Whatever the case may be, dealing with large data sets generally involves walking through things in a paginated fashion. Recursion and recursive helper functions are your friend. Write a function that sets up an initial state and then invokes the recursive helper function to do all of the heavy lifting. With promisified functions, you can simply and easily inspect the return value of a function and then decide to return the final result, or to recurse. An example might be paging through a list of database records, or walking a large number of files in S3. If you have promisified functions, this can be an effortless process. For example, to walk all records in a particular database table with a page size of 1000, you might do something like the following:

1
2
3
4
5
6
7
8
9
10
11
12
13
14
15
16
17
18
19
20
21
22
23
24
25
26
27
28
29
30
31
var walkAllRecords = function(someValue) {
// we might be resuming work so query the DB for where we left off
return getProgessInfo(someValue)
.then(function(partialResult) {
return walkAllRecordsHelper(partialResult.numRecords, 1000, partialResult.lastOffset);
});
};

var walkAllRecordsHelper = function(numRecords, limit, offset) {
// default the values if they are falsy
numRecords = numRecords || 0;
offset = offset || 0;

// some promisified function that can get records from a database table
return getNextPageOfRecords(limit, offset)
.then(function(records) {
if (records.length === 0) {
// return the total number of records processed
return numRecords;
} else {
// do something with the records
return doSomething(records)
.then(function() {
// increment our values and recurse
numRecords += records.length;
offset += limit;
return walkAllRecordsHelper(numRecords, limit, offset);
});
}
});
};

You could also embed the helper function as a variable inside of your recursive function, but then you unfortunately cannot stub/spy it for unit tests. You do write unit tests and verify call arguments and such, right? If not, you somehow made it here without reading my previous section about testing. :)

Conclusion:

To summarize, my main suggestions are:

  • Build an architecture where concerns are separated amongst different classes of servers (different services), where each class/service is independently scalable. This is particularly important to keep your web servers responsive and not block the event loop on each one.
  • Allow your long-running processes to leave breadcrumbs as they run so that progress can be inspected and processing can be resumed by any other worker should a failure occur.
  • Wrap all asynchronous code with a solid promise library. Additionally, wrap calls to the promisified functions with retry logic where applicable.
  • Explore good, reusable patterns and then reuse them as much as possible. Recursive helper functions to deal with massive amount of data in a paginated fashion is a great example.

There are so many more suggestions and examples that could be provided. The above information works well for our purposes, but may not suit everyone. Hopefully there is some useful nugget contained here for how to scale and process large amounts of data in Node. Happy coding!

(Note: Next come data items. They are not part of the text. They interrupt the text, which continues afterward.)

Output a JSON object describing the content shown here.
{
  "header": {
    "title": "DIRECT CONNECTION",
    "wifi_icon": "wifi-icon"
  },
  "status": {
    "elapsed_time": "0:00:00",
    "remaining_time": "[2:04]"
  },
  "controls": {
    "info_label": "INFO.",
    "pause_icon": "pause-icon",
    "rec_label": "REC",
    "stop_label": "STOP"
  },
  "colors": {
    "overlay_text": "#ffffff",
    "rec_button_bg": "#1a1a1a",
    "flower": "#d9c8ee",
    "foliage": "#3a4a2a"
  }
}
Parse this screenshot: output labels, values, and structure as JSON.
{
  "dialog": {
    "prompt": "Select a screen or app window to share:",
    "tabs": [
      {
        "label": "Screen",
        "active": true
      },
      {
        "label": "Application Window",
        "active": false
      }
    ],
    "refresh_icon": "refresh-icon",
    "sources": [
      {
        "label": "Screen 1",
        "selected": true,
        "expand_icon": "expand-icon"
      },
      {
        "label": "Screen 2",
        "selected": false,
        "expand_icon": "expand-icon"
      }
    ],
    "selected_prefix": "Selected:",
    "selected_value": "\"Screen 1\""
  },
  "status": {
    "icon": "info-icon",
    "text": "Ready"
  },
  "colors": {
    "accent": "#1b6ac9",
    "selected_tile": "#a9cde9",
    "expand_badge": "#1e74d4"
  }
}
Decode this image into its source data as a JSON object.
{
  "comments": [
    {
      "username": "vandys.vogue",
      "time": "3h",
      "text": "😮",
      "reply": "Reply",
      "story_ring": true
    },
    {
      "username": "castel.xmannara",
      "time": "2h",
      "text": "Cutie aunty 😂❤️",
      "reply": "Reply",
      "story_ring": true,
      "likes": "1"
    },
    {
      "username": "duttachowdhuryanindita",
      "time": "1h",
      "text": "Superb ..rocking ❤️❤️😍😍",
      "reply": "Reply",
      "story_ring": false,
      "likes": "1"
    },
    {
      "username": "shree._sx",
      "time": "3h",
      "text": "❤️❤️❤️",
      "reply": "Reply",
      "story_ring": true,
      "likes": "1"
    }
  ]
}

1 The Bluebird library continues to be maintained on a frequent basis, and also avoids using process.nextTick() in versions 0.12 and up (actually 0.11 and up but you shouldn’t be running an unstable branch of Node in production). You want setImmediate() instead, because process.nextTick() can show up in odd places and force your Node process to crash beyond the reaches of your code, where you can do something to handle it in a meaningful way. If you’re still running Node 0.10 you will unfortunately be susceptible to this error when using either Q or Bluebird (ask me how I know). If you cannot upgrade, my suggestion is to find patterns in the problematic areas of code, then look for ways to identify that the pattern is occurring. Finally, define a safe but reasonable threshold to be considered a maximum amount of work to perform. When the code detects that the threshold has been reached, force the code to halt to allow the stack to unwind.